Jose et al. (2013) explained that the kernel functions are used to calculate the scalar product between two data points in a higher dimensional space without explicitly calculating the mapping from the input space to the higher dimensional space. Computing the kernel while going to the higher dimensional space is almost trivial compared to computing the inner product of two feature vectors. The two-class locally- deep SVM from MS Azure ML library is based on the Localized Multiple Kernel Learning approach, and contains multiple layers of SVMs instead of a single adjustable
layer of weights (Abdullah, Veltkamp and Wiering, 2009). Thus, the algorithm tries to learn a different kernel for each data point. It is important to mention that the performance of a standard SVM model is affected by the choice of kernel function, among other factors. There is no way to figure out which (parameterized) kernel is the best for our classification problem; however, kernel functions are not flexible. Although, it is not part of current research scope.

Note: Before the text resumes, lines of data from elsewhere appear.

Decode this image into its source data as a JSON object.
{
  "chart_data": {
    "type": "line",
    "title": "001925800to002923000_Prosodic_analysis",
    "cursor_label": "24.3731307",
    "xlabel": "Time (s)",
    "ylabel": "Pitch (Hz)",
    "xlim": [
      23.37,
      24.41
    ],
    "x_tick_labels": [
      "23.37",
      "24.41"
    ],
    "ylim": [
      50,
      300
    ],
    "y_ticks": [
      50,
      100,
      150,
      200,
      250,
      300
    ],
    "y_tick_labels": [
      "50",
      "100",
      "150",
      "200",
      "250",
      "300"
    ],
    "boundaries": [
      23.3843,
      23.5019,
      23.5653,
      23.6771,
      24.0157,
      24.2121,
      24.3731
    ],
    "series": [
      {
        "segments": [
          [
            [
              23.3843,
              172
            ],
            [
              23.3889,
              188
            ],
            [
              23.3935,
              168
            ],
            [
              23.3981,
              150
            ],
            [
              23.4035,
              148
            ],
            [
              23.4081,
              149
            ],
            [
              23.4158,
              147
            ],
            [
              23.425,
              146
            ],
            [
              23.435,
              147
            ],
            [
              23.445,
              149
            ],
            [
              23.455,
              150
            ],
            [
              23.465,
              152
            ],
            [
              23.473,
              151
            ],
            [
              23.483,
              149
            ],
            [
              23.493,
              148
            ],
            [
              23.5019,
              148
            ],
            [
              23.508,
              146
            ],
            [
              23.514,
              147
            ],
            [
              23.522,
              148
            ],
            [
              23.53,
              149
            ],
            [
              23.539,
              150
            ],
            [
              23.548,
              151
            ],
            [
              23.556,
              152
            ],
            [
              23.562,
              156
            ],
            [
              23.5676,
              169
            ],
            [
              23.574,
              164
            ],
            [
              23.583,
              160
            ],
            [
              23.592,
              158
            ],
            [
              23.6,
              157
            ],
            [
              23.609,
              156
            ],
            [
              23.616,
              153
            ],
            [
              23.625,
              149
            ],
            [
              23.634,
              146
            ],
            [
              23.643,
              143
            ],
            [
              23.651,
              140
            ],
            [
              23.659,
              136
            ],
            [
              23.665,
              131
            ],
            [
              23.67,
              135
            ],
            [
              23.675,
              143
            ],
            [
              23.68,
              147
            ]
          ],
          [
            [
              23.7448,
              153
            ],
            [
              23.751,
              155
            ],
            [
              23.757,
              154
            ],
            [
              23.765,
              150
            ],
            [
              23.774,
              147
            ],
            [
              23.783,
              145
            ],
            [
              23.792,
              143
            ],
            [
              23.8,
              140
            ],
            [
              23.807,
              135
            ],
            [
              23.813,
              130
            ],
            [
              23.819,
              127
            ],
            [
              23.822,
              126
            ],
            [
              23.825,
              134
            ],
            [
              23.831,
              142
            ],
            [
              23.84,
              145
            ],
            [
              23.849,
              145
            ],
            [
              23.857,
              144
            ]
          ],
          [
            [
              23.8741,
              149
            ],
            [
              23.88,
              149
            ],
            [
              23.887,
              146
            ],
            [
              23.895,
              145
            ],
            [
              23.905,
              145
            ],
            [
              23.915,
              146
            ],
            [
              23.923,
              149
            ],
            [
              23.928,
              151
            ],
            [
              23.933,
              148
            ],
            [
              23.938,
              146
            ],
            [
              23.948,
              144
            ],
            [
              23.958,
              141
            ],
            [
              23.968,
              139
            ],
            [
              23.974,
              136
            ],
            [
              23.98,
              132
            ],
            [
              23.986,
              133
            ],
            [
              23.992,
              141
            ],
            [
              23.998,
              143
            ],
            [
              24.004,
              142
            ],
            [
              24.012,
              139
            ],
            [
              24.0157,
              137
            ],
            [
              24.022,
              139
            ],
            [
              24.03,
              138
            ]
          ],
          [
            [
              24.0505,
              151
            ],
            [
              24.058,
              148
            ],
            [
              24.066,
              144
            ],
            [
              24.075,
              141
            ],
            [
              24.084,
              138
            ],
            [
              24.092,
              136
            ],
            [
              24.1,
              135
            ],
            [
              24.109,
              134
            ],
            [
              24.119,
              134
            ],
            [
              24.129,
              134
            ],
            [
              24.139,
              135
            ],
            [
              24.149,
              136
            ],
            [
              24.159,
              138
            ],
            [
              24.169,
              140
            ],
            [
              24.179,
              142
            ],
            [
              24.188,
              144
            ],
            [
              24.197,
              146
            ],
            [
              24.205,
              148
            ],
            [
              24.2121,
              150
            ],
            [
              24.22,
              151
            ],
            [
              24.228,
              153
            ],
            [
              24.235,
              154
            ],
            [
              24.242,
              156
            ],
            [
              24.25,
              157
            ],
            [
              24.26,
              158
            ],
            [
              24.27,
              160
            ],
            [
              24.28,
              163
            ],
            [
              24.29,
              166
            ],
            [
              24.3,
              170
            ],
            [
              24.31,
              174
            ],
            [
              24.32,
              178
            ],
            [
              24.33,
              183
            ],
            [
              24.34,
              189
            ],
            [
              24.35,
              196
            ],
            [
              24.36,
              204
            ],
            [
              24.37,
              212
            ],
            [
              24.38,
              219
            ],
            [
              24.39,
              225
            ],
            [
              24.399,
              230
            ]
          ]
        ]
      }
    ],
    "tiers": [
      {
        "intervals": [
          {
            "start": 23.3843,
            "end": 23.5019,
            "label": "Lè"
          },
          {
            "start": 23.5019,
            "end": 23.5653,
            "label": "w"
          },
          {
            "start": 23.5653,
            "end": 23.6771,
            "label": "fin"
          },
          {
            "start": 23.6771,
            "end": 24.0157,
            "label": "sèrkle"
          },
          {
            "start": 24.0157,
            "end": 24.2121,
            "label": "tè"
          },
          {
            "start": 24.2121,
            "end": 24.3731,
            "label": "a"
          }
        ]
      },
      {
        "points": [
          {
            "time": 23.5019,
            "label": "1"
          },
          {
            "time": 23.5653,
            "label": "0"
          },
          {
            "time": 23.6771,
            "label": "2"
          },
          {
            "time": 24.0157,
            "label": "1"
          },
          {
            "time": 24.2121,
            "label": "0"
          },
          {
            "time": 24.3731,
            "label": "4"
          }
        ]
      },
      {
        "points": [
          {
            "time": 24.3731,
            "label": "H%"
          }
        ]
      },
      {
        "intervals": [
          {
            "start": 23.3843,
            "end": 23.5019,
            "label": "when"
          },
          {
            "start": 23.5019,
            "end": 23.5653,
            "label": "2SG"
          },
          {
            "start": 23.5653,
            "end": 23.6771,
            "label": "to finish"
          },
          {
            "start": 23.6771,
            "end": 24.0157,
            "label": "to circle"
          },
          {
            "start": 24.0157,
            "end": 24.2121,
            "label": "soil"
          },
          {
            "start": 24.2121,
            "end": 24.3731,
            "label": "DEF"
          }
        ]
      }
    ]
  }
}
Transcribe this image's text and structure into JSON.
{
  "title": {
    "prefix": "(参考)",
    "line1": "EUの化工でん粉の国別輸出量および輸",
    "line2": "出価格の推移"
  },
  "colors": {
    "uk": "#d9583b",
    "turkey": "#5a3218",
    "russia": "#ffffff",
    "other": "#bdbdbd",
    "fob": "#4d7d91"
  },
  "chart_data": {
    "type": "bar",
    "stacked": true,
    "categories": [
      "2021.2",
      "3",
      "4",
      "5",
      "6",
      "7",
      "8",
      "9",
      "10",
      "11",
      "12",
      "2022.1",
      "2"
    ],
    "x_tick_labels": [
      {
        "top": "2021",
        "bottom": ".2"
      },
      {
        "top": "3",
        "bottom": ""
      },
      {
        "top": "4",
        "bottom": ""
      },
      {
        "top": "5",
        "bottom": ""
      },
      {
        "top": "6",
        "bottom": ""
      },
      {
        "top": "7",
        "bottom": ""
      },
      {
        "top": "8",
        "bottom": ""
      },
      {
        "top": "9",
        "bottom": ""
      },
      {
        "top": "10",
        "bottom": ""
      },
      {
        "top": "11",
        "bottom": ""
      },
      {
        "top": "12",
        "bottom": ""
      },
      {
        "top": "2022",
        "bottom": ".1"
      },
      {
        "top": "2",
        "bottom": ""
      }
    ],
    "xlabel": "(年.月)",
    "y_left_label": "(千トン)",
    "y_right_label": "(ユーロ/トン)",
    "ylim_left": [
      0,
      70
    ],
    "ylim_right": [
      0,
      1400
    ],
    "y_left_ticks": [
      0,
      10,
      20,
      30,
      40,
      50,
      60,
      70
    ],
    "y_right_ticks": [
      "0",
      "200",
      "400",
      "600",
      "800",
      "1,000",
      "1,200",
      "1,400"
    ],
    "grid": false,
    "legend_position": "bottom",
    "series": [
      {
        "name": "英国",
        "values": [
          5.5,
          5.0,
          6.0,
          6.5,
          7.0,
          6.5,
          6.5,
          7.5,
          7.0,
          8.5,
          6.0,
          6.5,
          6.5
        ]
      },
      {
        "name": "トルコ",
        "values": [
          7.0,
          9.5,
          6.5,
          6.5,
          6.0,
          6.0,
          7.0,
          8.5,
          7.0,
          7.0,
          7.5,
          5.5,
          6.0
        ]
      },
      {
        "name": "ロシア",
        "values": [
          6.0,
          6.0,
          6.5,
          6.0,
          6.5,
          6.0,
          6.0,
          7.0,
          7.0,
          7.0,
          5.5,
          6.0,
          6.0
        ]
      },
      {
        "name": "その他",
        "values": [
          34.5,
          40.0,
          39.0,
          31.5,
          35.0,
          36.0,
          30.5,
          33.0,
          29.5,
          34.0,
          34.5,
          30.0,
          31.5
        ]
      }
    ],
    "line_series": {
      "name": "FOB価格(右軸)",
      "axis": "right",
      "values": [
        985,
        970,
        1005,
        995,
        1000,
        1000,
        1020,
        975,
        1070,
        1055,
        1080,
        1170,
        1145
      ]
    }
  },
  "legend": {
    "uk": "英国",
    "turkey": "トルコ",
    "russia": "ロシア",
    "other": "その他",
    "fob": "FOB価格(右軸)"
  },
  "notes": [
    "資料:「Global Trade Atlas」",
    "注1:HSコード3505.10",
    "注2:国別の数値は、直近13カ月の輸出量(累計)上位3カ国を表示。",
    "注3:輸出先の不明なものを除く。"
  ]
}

Figure 2-11: Visualization of a two-class locally-deep SVM using kernel function The current research will choose the best performing machine learning algorithm to solve the defined classification problems through trials. The research starts to experiment with a variety of MS Azure ML algorithms and then experiment to further optimize the performance of the best supervised learning algorithm. Depending on the nature of the classification problem, it is possible that one algorithm is better than the others. An optimal machine learning algorithm can be selected from a fixed set of MS Azure ML algorithms in a statistically rigorous fashion by using a set of performance measurements.